Christoph Ludwig Salzer's marriage in 1761 remained childless, so that in 1768/69 he handed over the pharmacy to his brother Ernst Ludwig Salzer (1743–1780) and instead held municipal offices. He was initially a wood donor and followed Baumann after his death in 1785 in the office of treasurer. Pharmacist Ernst Ludwig Salzer died at the age of 37, but left behind a minor son, Ernst Christoph Salzer (1769–1813). The form in which the pharmacy was continued after Ernst Ludwig's death in 1780 before his son Ernst Christoph took over the pharmacy in 1797 is unknown. After Ernst Christoph died at the age of 44 and had also only left underage sons, the pharmacy was continued by the former provisional officer Carl August Kölreuter (1781–1840), who married Ernst Christoph's widow in 1815. In 1826 Kölreuter handed over the pharmacy to the Salzer son Ernst Christoph Carl Ludwig Salzer (1801-1859). Two of his brothers were also pharmacists and founded or took over pharmacies in Villingen and Staufen. In Bretten, Ernst Christoph Carl Ludwig Salzer, who died of a stroke in 1858, was followed by his son Ernst Christoph Carl Ludwig Salzer (1829-1894) as a pharmacist. After the death of his first wife in 1870, he moved to Karlsruhe and sold the pharmacy for 52,500 guilders to the Schwetzingen pharmacist Claus Heinrich Gerber (1831–1896).

Gerber came from an old North German family of pharmacists and initially ran the pharmacy in Hockenheim before moving to the city of Bretten when he bought the market pharmacy. Like many of his predecessors, he was a member of the local council. He extensively renovated the pharmacy and retired in 1891. His son Heinrich Gerber (1860–1913) died in 1913 at the age of only 53 and his son Friedrich Heinrich August died in 1914 as a war volunteer. The eldest daughter died in 1918 and the younger daughter married a doctor who was not interested in continuing the pharmacy, but opened a country doctor's practice in Hüffenhardt .

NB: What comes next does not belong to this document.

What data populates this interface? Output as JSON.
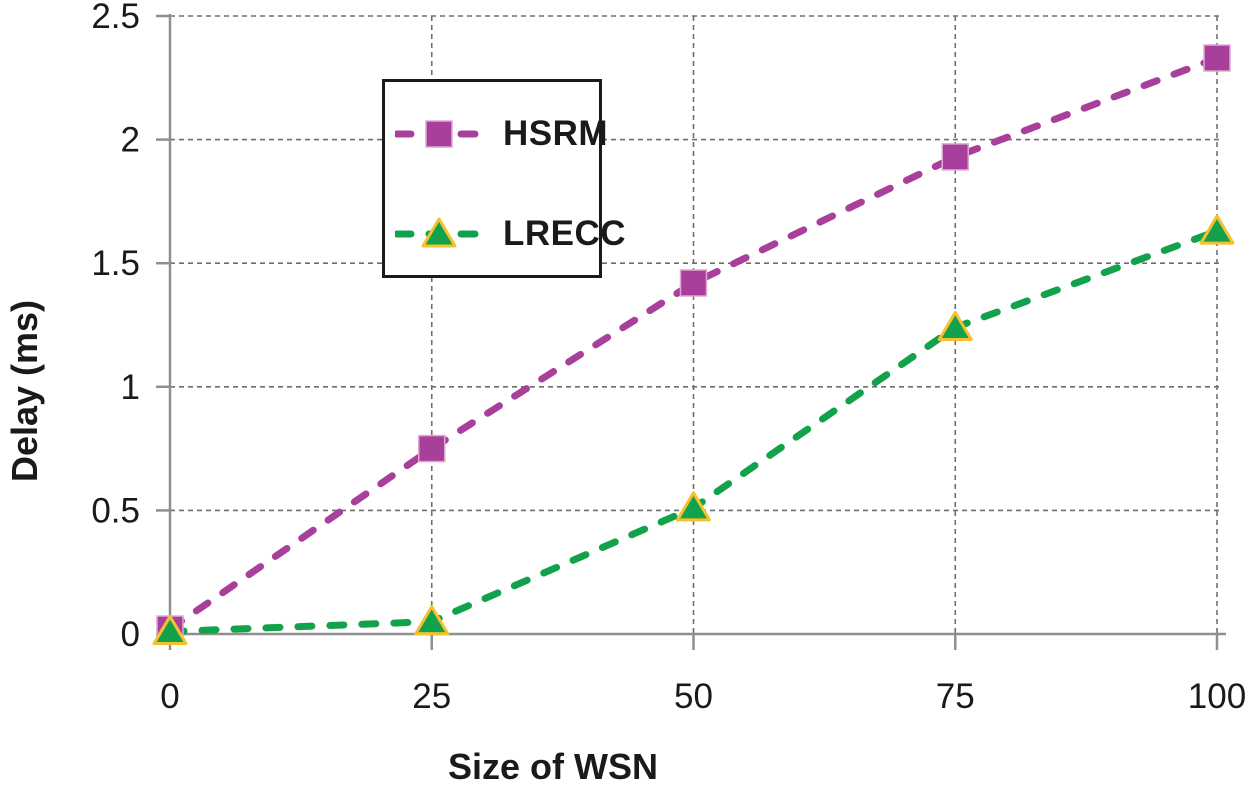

In 1919, the pharmacist Ludwig Michel (1880–1972), who came from Marktheidenfeld and took over the pharmacy as a tenant, was appointed to manage the market pharmacy. Michel would have liked to buy the pharmacy, but negotiations with the heirs of Gerber were unsuccessful. Michel therefore moved to Lörrach in 1938 and bought a pharmacy in Pforzheim in 1941. The Bretten market pharmacy was meanwhile leased from 1938 by Friedrich Wilhelm Reischmann (1896–1982). Reischmann was faced with major organizational challenges, especially in the course of the Second World War and thereafter up to the currency reform , because on the one hand there was a shortage of materials, on the other hand an ever-increasing area had to be supplied. After the bombing of Pforzheim in World War II, this town too had to be supplied with medicines from Bretten. In 1950, the pharmacy was given the name Markt-Apotheke to distinguish it from another pharmacy that has now opened in Bretten. Reischmann remained the tenant until 1952 and then moved to Heidelberg. He was followed in the market pharmacy by Alfred Ernst Otto Rayer (1911–1980), who opened his own pharmacy in 1957, which is now the third pharmacy in Bretten. After Rayer, Karl Werner Nagel took over the market pharmacy in 1957. Today the pharmacy is run by Gebhard W. Nagel.

Building

The pharmacy building essentially goes back to the reconstruction from the time after the Palatinate War of Succession, which, according to the preserved building files, took place in several stages. The upper floors of the pharmacy building are half-timbered . For a long time, the ground floor had the same window axes as the upper floors and only received shop windows in 1973. The plot of land purchased in 1714, the house garden at the Stadtgraben, originally belonged to the Altarpfründe of Our Lady in Weißhofen, on it was the remnant of a tower, the so-called Frauenturm, later also a pharmacy tower. The rear garden wall was also the city wall. The house garden essentially fell victim to the change in the street layout in the course of the old town renovation from 1968 to 1973.

literature

  • Willy Bickel : The old pharmacy on the market in Bretten and its owners - A contribution to the medical family and economic history of Brettens . In: Brettener Jahrbuch 1983/84 , pp. 121–148.